Emily and I went to The Cove in hopes of gaining perspective. We came away with the blessing of refreshing stillness. We remembered God. We remembered his calling on our lives. We stood in awe of the one who created such beauty and trusted in his power to undergird us today. Being still proved to be a needed and refreshing experience!
Now we’re back to the daily grind where stillness seems so elusive, and that elusiveness can be frustrating. The stillness that came so naturally and even unexpectedly at The Cove does not always come so easily in the midst of everyday responsibility. And yet the experience carries forward. Stillness at The Cove led to renewed perspective on what is truly important in our lives. More than this, it led to a renewed vision of God. These things can’t help but inform our living.

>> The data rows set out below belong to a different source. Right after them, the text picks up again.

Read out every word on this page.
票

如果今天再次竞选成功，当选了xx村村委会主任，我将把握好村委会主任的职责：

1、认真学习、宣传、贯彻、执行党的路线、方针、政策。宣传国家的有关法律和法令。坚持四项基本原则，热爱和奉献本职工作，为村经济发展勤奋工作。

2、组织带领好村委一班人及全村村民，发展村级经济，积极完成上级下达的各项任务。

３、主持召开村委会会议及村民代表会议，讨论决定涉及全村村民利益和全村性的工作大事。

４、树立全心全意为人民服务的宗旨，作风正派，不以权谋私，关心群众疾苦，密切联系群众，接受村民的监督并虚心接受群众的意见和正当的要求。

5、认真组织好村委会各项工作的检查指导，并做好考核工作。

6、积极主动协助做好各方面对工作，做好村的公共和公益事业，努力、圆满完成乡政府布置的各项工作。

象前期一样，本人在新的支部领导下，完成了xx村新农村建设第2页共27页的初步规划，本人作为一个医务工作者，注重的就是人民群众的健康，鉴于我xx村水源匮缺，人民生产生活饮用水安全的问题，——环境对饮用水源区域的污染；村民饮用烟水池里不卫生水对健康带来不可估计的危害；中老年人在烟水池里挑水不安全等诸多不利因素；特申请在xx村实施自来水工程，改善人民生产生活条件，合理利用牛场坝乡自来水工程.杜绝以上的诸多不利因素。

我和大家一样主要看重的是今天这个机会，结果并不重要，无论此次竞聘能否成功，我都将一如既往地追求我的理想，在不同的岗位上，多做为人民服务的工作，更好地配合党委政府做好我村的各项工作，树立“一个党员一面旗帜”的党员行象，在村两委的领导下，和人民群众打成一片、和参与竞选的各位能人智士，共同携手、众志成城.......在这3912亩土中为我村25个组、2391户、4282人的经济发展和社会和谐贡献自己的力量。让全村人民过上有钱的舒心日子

And maybe this is the point of stillness; not that we stay in a beatific state, but rather that our stillness would give us perspective and strength to live well before God when we return to the everyday. After all, Emily and I don’t live at The Cove. We live in Durham. This is the place of our life and work together. And this is the ground of our calling. The beauty of The Cove is not that it is a place to perpetually stay. No, the beauty of The Cove is found in that it came home with us. It informs our lives today.
Not to say that we won’t return to The Cove or some other place like it! Emily and I are talking about making stillness retreats a regular occurrence in the Smith household. After all, every journey needs rest stops along the way! Our recent experience has taught us this, and we are thankful to God for meeting us in the stillness of our time away.
I wonder if you have found time to be still before God lately. Or are the demands of life driving you instead of the other way around? May you experience rest in God’s presence. May you receive a renewed vision of who He is. May you gain perspective on life now. May you carve out time to be still and know that He is God.